Ini adalah dasar doktrin imputed righteousness—bahwa kebenaran Kristus diperhitungkan kepada kita.
4. Aplikasi Ibrani 7:19 dalam Kehidupan Kristen
a. Jangan Bergantung pada Perbuatan
Banyak orang Kristen masih hidup seperti di bawah hukum: berpikir bahwa keselamatan tergantung pada ketaatan pribadi. Ibrani 7:19 membebaskan kita dari beban itu.
Pengharapan yang lebih baik berarti:
-
Kita tidak diselamatkan karena cukup baik
-
Kita tidak perlu takut gagal untuk mendapat kasih Allah
-
Kita didorong untuk taat karena sudah diterima, bukan untuk diterima
b. Akses kepada Allah adalah Privilegi Gereja
Dalam Perjanjian Lama, hanya imam besar yang boleh masuk ruang maha kudus setahun sekali. Tetapi sekarang, semua orang percaya dapat datang langsung kepada Allah melalui Kristus.
Ini mengubah cara kita berdoa, menyembah, dan melayani:
Kita tidak membutuhkan perantara manusia.
Doa-doa kita sampai ke hadirat Allah.
Ibadah menjadi pertemuan pribadi dengan Allah.
c. Kesempurnaan dalam Kristus, Bukan Dunia
Budaya dunia mendorong pencapaian, kesempurnaan fisik, moral, atau profesional. Tetapi kesempurnaan sejati—dalam relasi dengan Allah—hanya ada dalam Kristus.
Kesempurnaan bukan tujuan hidup Kristen, tetapi buah dari pengharapan dalam Kristus.
5. Refleksi Para Teolog Reformed
John Calvin
“The Law condemns; Christ justifies. The Law separates; Christ draws near. The Law is shadow; Christ is substance.”
Herman Bavinck
“Hope in Christ is not wishful thinking. It is grounded in the eternal counsel of God and the finished work of Christ.”
R.C. Sproul
“A better hope is one that rests in God's power, not human performance.”
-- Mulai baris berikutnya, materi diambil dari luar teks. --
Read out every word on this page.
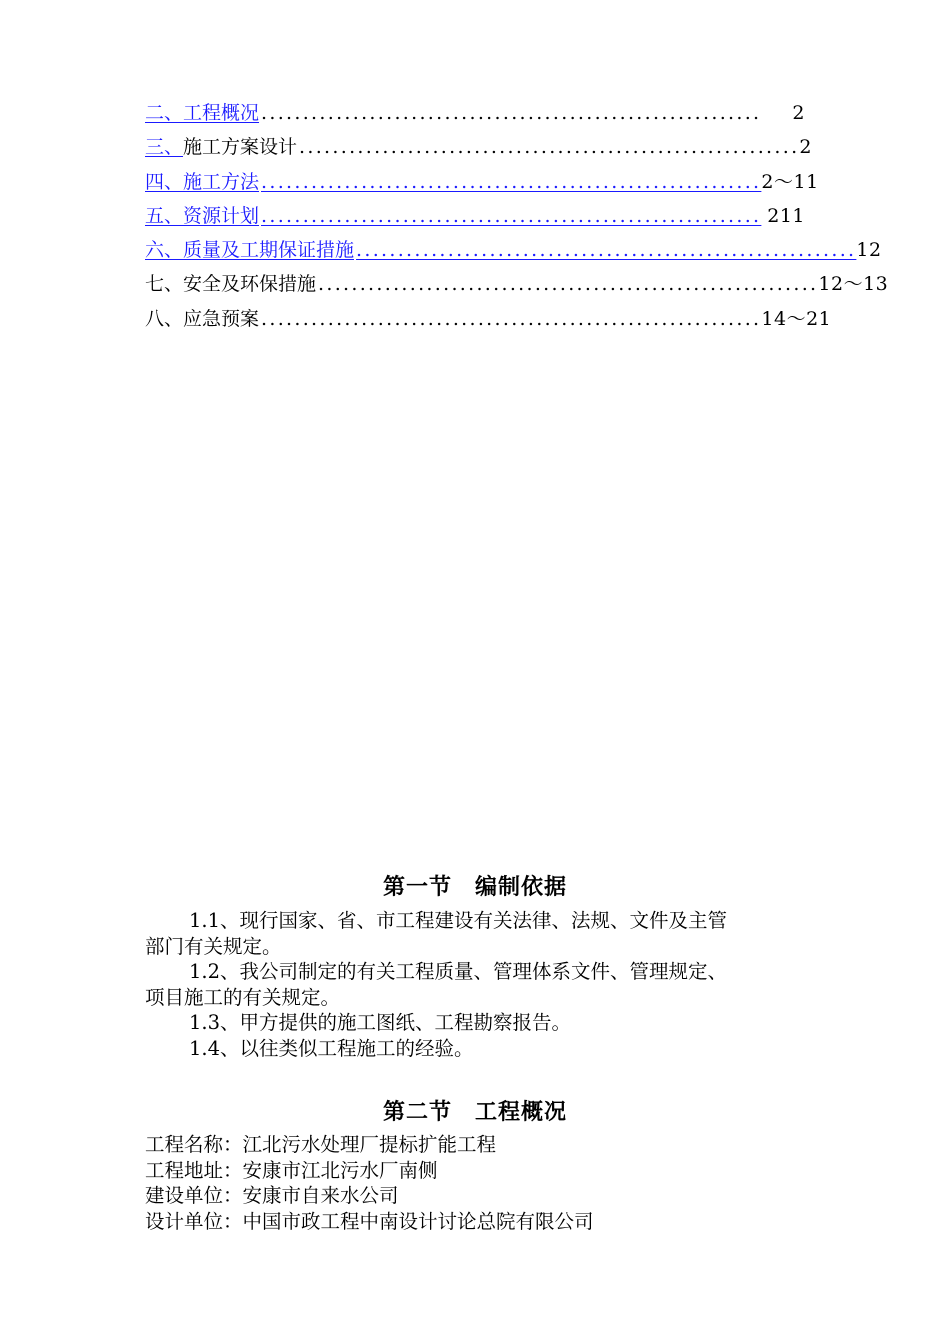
二、工程概况 ............................................................	2
三、 施工方案设计 ............................................................ 2
四、施工方法 ............................................................ 2～11
五、资源计划 ............................................................ 211
六、质量及工期保证措施 ............................................................ 12
七、安全及环保措施 ............................................................ 12～13
八、应急预案 ............................................................ 14～21
第一节　编制依据
1.1、现行国家、省、市工程建设有关法律、法规、文件及主管
部门有关规定。
1.2、我公司制定的有关工程质量、管理体系文件、管理规定、
项目施工的有关规定。
1.3、甲方提供的施工图纸、工程勘察报告。
1.4、以往类似工程施工的经验。
第二节　工程概况
工程名称：江北污水处理厂提标扩能工程
工程地址：安康市江北污水厂南侧
建设单位：安康市自来水公司
设计单位：中国市政工程中南设计讨论总院有限公司
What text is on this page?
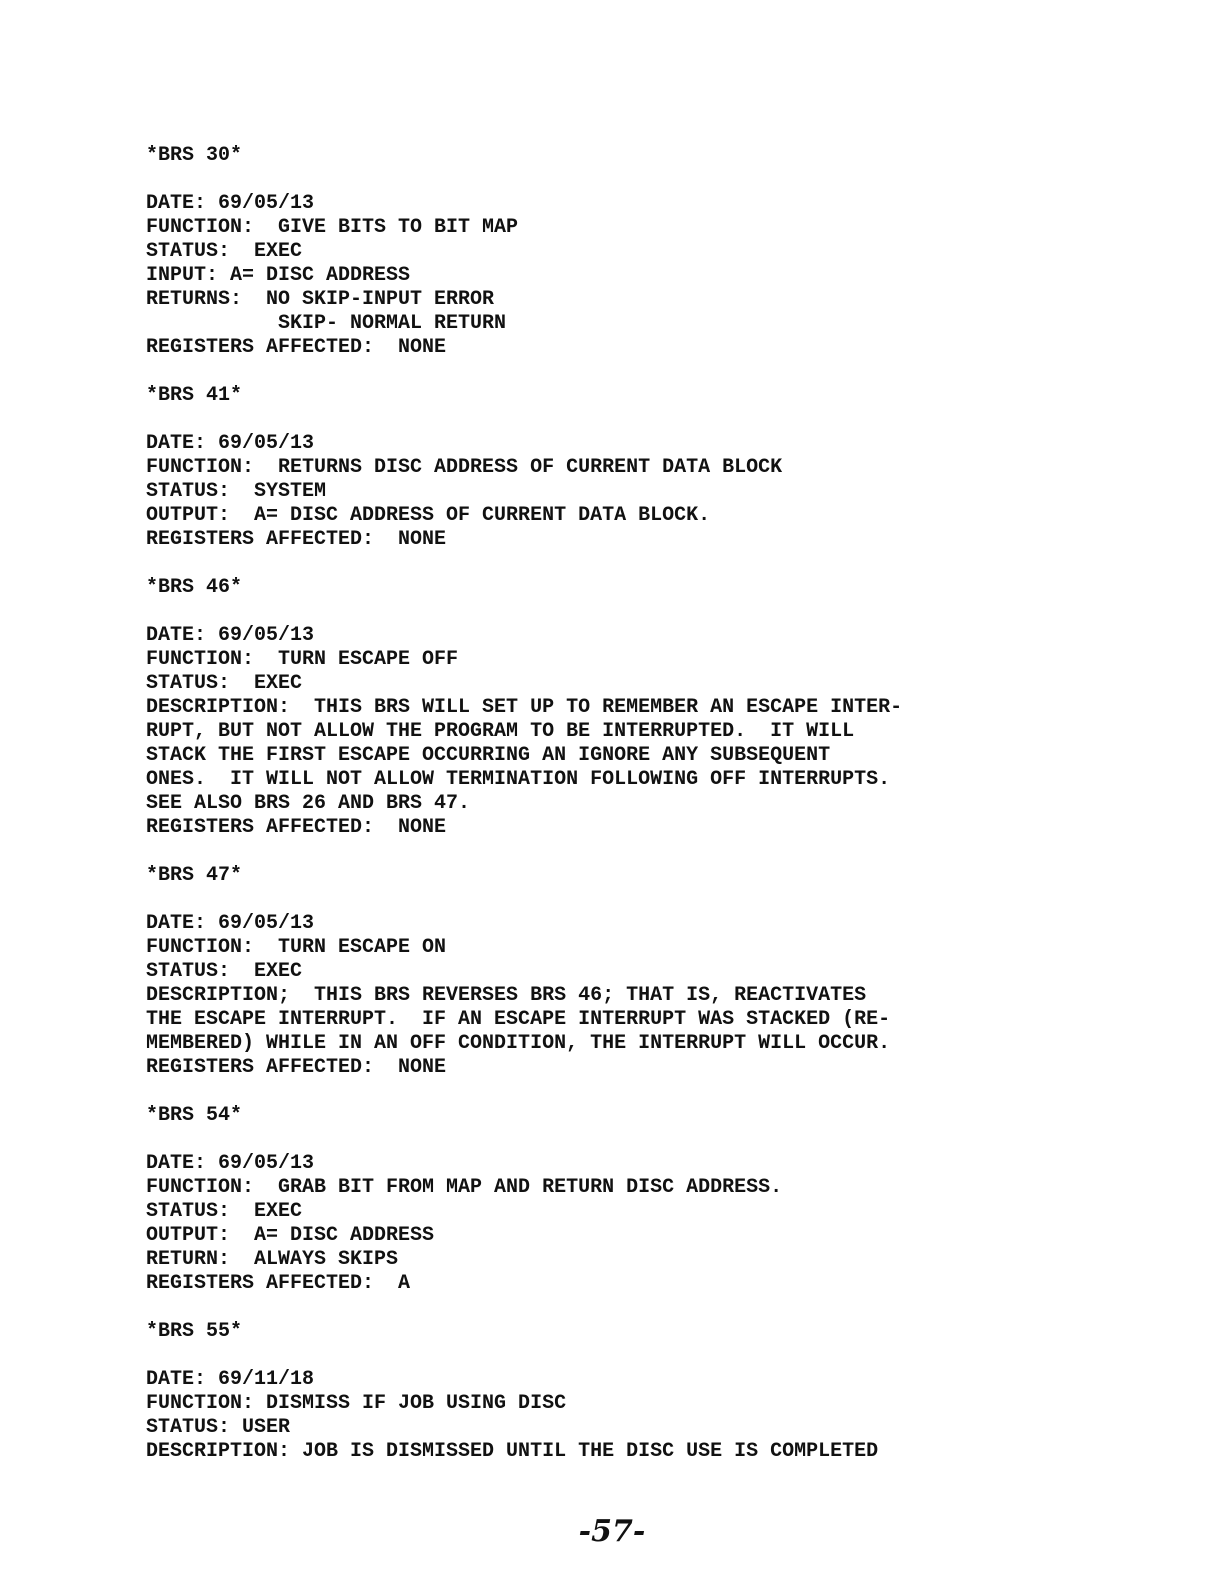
*BRS 30*
DATE: 69/05/13
FUNCTION:  GIVE BITS TO BIT MAP
STATUS:  EXEC
INPUT: A= DISC ADDRESS
RETURNS:  NO SKIP-INPUT ERROR
SKIP- NORMAL RETURN
REGISTERS AFFECTED:  NONE
*BRS 41*
DATE: 69/05/13
FUNCTION:  RETURNS DISC ADDRESS OF CURRENT DATA BLOCK
STATUS:  SYSTEM
OUTPUT:  A= DISC ADDRESS OF CURRENT DATA BLOCK.
REGISTERS AFFECTED:  NONE
*BRS 46*
DATE: 69/05/13
FUNCTION:  TURN ESCAPE OFF
STATUS:  EXEC
DESCRIPTION:  THIS BRS WILL SET UP TO REMEMBER AN ESCAPE INTER-
RUPT, BUT NOT ALLOW THE PROGRAM TO BE INTERRUPTED.  IT WILL
STACK THE FIRST ESCAPE OCCURRING AN IGNORE ANY SUBSEQUENT
ONES.  IT WILL NOT ALLOW TERMINATION FOLLOWING OFF INTERRUPTS.
SEE ALSO BRS 26 AND BRS 47.
REGISTERS AFFECTED:  NONE
*BRS 47*
DATE: 69/05/13
FUNCTION:  TURN ESCAPE ON
STATUS:  EXEC
DESCRIPTION;  THIS BRS REVERSES BRS 46; THAT IS, REACTIVATES
THE ESCAPE INTERRUPT.  IF AN ESCAPE INTERRUPT WAS STACKED (RE-
MEMBERED) WHILE IN AN OFF CONDITION, THE INTERRUPT WILL OCCUR.
REGISTERS AFFECTED:  NONE
*BRS 54*
DATE: 69/05/13
FUNCTION:  GRAB BIT FROM MAP AND RETURN DISC ADDRESS.
STATUS:  EXEC
OUTPUT:  A= DISC ADDRESS
RETURN:  ALWAYS SKIPS
REGISTERS AFFECTED:  A
*BRS 55*
DATE: 69/11/18
FUNCTION: DISMISS IF JOB USING DISC
STATUS: USER
DESCRIPTION: JOB IS DISMISSED UNTIL THE DISC USE IS COMPLETED
-57-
6. Gereja dan Pelayanan dalam Cahaya Ibrani 7:19
a. Injil sebagai Pusat, Bukan Moralitas
Gereja harus berhati-hati agar tidak mengganti Injil dengan pengajaran moralistik. Injil bukan “lakukan lebih baik”, tetapi “Kristus telah selesai melakukannya.”
b. Pemuridan Berdasarkan Kasih Karunia
Pemuridan bukan hanya mengajarkan hukum, tapi mengarahkan kepada pengharapan dalam Kristus. Ini membentuk motivasi yang sehat dalam pertumbuhan rohani.
c. Ibadah yang Berani Menghadap Allah
Karena kita memiliki pengharapan yang lebih baik, ibadah seharusnya dilakukan dengan penuh keyakinan, syukur, dan sukacita. Kita tidak datang sebagai orang berdosa yang takut, tetapi sebagai anak yang diundang Bapa-Nya.
7. Kesimpulan: Hidup dalam Pengharapan yang Lebih Baik
Ibrani 7:19 adalah deklarasi kuat bahwa:
-
Hukum tidak menyempurnakan kita
-
Pengharapan kita hanya ada dalam Kristus
-
Tujuan Injil adalah mendekatkan kita kepada Allah
Pengharapan Kristen bukan sekadar optimisme, melainkan kepastian rohani berdasarkan karya Yesus sebagai Imam Besar kita. Maka kita hidup bukan dalam ketakutan akan kegagalan, melainkan dalam damai dan sukacita karena kita diterima oleh Allah.